Manuscrito: perdidos y encontrados en los libros
La pregunta es tan sencilla como complicada la respuesta: “¿cuál fue el libro que te dio más miedo?” El gran candidato de las nuevas generaciones con las que mantenemos la conversación en vísperas de Halloween es It, de Stephen King, lo que es una muy sensata respuesta. La mía no lo fue tanto: El castillo de los Cárpatos, de Julio Verne, publicada cinco años antes que el Drácula de Bram Stoker. Allí, dos aristócratas están enamorados de la voz de una soprano al punto de de matarla para arrebatársela. De la trama no recuerdo más que la necesidad recurrente de cerrar el libro para atrapar las emociones desbocadas dentro. Verne y King tienen muchas coincidencias: su prolífica y popular obra; su manejo de la tensión dramática y su sentido del lugar – capaz de transportarnos al fondo del mar o a una aldea pesquera en Maine y retenernos allí– pero creo en mi respuesta se lee más mi infancia que la habilidad del francés o su pertenencia a los círculos iniciáticos de la época.
Mientras escribo esto, mi hijo más pequeño batalla contra las últimas cien páginas de Los hijos del capitán Grant, de Verne, que debe terminar para la escuela. Como en 20.000 leguas de viaje submarino, la asignación anterior, las aventuras se suceden sin pausa, y, Google Maps mediante, es fácil seguir el itinerario alrededor del globo de la combinación de hombres de acción y pensamiento que pueblan los Viajes extraordinarios.
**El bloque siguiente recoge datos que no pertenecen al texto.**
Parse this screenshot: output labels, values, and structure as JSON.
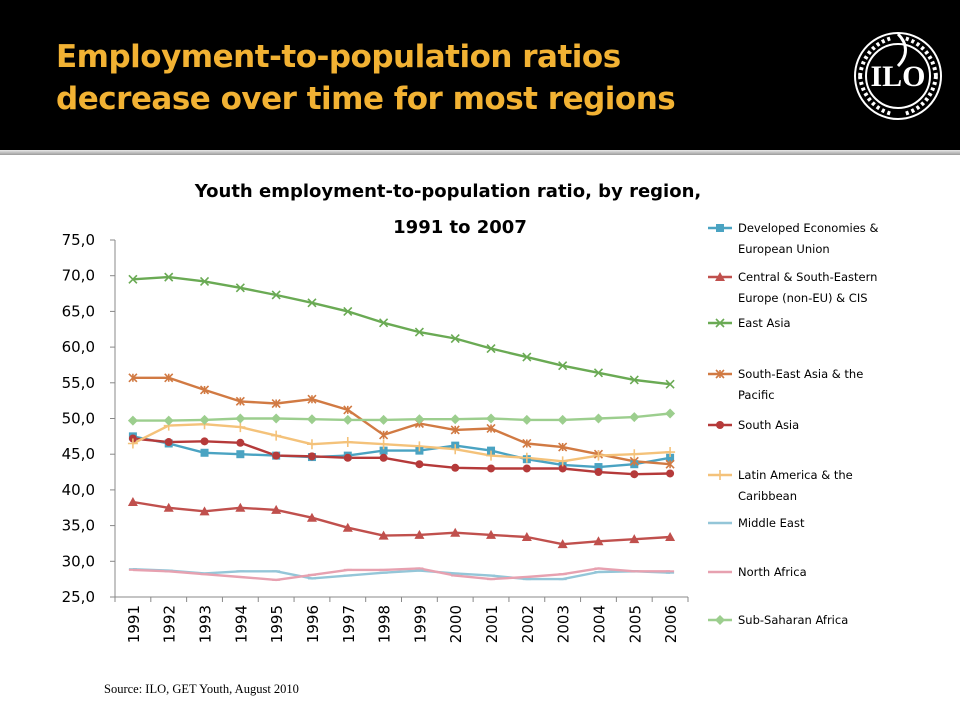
{
  "slide": {
    "title_line1": "Employment-to-population ratios",
    "title_line2": "decrease over time for most regions",
    "source": "Source: ILO, GET Youth, August 2010"
  },
  "logo": {
    "text": "ILO",
    "color": "#ffffff"
  },
  "colors": {
    "header_bg": "#000000",
    "title_text": "#f2b233"
  },
  "chart_data": {
    "type": "line",
    "title": "Youth employment-to-population ratio, by region, 1991 to 2007",
    "title_line1": "Youth employment-to-population ratio, by region,",
    "title_line2": "1991 to 2007",
    "x": [
      "1991",
      "1992",
      "1993",
      "1994",
      "1995",
      "1996",
      "1997",
      "1998",
      "1999",
      "2000",
      "2001",
      "2002",
      "2003",
      "2004",
      "2005",
      "2006"
    ],
    "ylim": [
      25,
      75
    ],
    "yticks": [
      "25,0",
      "30,0",
      "35,0",
      "40,0",
      "45,0",
      "50,0",
      "55,0",
      "60,0",
      "65,0",
      "70,0",
      "75,0"
    ],
    "grid": false,
    "legend_position": "right",
    "series": [
      {
        "name_lines": [
          "Developed Economies &",
          "European Union"
        ],
        "color": "#4aa3c2",
        "marker": "square",
        "values": [
          47.5,
          46.5,
          45.2,
          45.0,
          44.8,
          44.6,
          44.8,
          45.5,
          45.5,
          46.2,
          45.5,
          44.3,
          43.5,
          43.2,
          43.6,
          44.5
        ]
      },
      {
        "name_lines": [
          "Central & South-Eastern",
          "Europe (non-EU) & CIS"
        ],
        "color": "#c0504d",
        "marker": "triangle",
        "values": [
          38.3,
          37.5,
          37.0,
          37.5,
          37.2,
          36.1,
          34.7,
          33.6,
          33.7,
          34.0,
          33.7,
          33.4,
          32.4,
          32.8,
          33.1,
          33.4
        ]
      },
      {
        "name_lines": [
          "East Asia"
        ],
        "color": "#6aaa54",
        "marker": "x",
        "values": [
          69.5,
          69.8,
          69.2,
          68.3,
          67.3,
          66.2,
          65.0,
          63.4,
          62.1,
          61.2,
          59.8,
          58.6,
          57.4,
          56.4,
          55.4,
          54.8
        ]
      },
      {
        "name_lines": [
          "South-East Asia & the",
          "Pacific"
        ],
        "color": "#d17a43",
        "marker": "star",
        "values": [
          55.7,
          55.7,
          54.0,
          52.4,
          52.1,
          52.7,
          51.2,
          47.7,
          49.3,
          48.4,
          48.6,
          46.5,
          46.0,
          45.0,
          44.0,
          43.6
        ]
      },
      {
        "name_lines": [
          "South Asia"
        ],
        "color": "#b53a3a",
        "marker": "circle",
        "values": [
          47.2,
          46.7,
          46.8,
          46.6,
          44.8,
          44.7,
          44.5,
          44.5,
          43.6,
          43.1,
          43.0,
          43.0,
          43.0,
          42.5,
          42.2,
          42.3
        ]
      },
      {
        "name_lines": [
          "Latin America & the",
          "Caribbean"
        ],
        "color": "#f4c27a",
        "marker": "plus",
        "values": [
          46.5,
          49.0,
          49.2,
          48.8,
          47.6,
          46.4,
          46.7,
          46.4,
          46.1,
          45.7,
          44.8,
          44.5,
          44.0,
          44.8,
          45.0,
          45.3
        ]
      },
      {
        "name_lines": [
          "Middle East"
        ],
        "color": "#94c6d8",
        "marker": "dash",
        "values": [
          28.9,
          28.7,
          28.3,
          28.6,
          28.6,
          27.6,
          28.0,
          28.4,
          28.7,
          28.3,
          28.0,
          27.5,
          27.5,
          28.5,
          28.6,
          28.4
        ]
      },
      {
        "name_lines": [
          "North Africa"
        ],
        "color": "#e7a1b0",
        "marker": "dash",
        "values": [
          28.8,
          28.6,
          28.2,
          27.8,
          27.4,
          28.1,
          28.8,
          28.8,
          29.0,
          28.0,
          27.5,
          27.8,
          28.2,
          29.0,
          28.6,
          28.6
        ]
      },
      {
        "name_lines": [
          "Sub-Saharan Africa"
        ],
        "color": "#9cce8e",
        "marker": "diamond",
        "values": [
          49.7,
          49.7,
          49.8,
          50.0,
          50.0,
          49.9,
          49.8,
          49.8,
          49.9,
          49.9,
          50.0,
          49.8,
          49.8,
          50.0,
          50.2,
          50.7
        ]
      }
    ]
  }
}
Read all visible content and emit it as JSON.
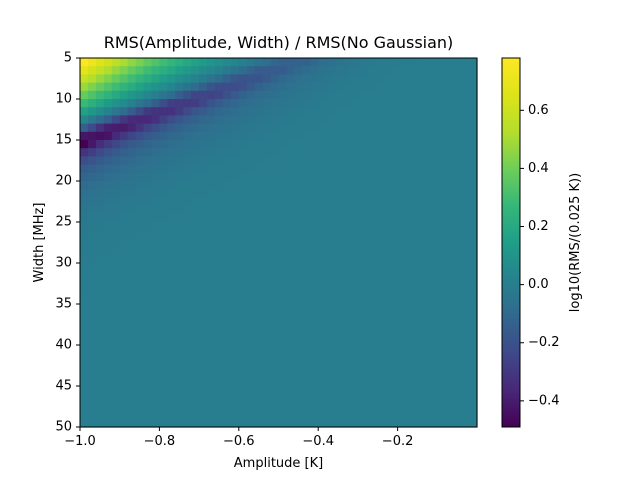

La aparición de lugares reconocibles de la Argentina –un desborde de ríos que tiene a los protagonistas varios días viviendo en un ombú, complicada por la aparición de ¡cocodrilos! , por ejemplo– suma puntos a la hora de mantener el interés, lo mismo que el artero recurso de revelarle que el destino del capitán Nemo tras el maelstrom resuelve en el último de los volúmenes asignados por la maestra, La isla misteriosa.
No importa cuánto se empecine Verne en obligar a los aventureros a recorrer el globo persiguiendo los enigmas de un documento: lamento confirmar que para él y sus compañeros la lectura es una tarea más, hasta el punto de de asignarle horas de trabajo a su progreso, cual jornalero literario. En abierto desprecio a la unidad de medida correspondiente, organiza la tarde con una hora de lectura, media hora de descanso y así hasta terminar [N. de la R.: no está avanzando muy rápido].
Trato de conmiserarme con su “deber” –batallo con mi propio deber para el hogar en un fin de semana lluvioso– pero es difícil entender a la lectura como tarea (trabajo, eso sí, pero elegido). Tampoco puedo acompañarlo en la queja sin que se note la actuación, dado el entusiasmo secreto ante la posibilidad de que vuelva a leer. La seguidilla verneana en su nuevo colegio y la aparición de Teoría Literaria en la currícula de su hermana me ha permitido desempolvar mis habilidades profesionales, esas que aparentemente se habían mantenido en el apartado NS/NC hasta hoy. De pronto, “al fin sirve para algo” [sic] saber extraer el conflicto de una obra, explicar qué corno es la mímesis o resumir las ideas de la Escuela de Fráncfort. Solo me falta hacer sonar los nudillos con pedantería antes de arrancar la lección.
Leer es mucho más que solo leer por placer, aunque con eso bastaría. Acompañar las primeras lecturas solitarias, por más forzosas que sean, es recordar que un libro es una tecnología sin manual. Hay que aprender a leer sin abrir demasiado el libro para que no se parta, decidir si se usa señalador o doblar la esquina de la hoja para reencontrar el punto en el que dejamos, marcar con el lápiz lo que nos parece importante, memorable o malísimo (aplicable a lecturas no escolares, según opinión), regular la concentración y la postura y, por supuesto, manejar el índice, el estudio preliminar y hasta las dedicatorias como parte de un todo. Por lo demás: “¿Qué pluma puede describir esta escena de maravilloso horror? ¿Qué lápiz puede retratarla?” Verne pudo.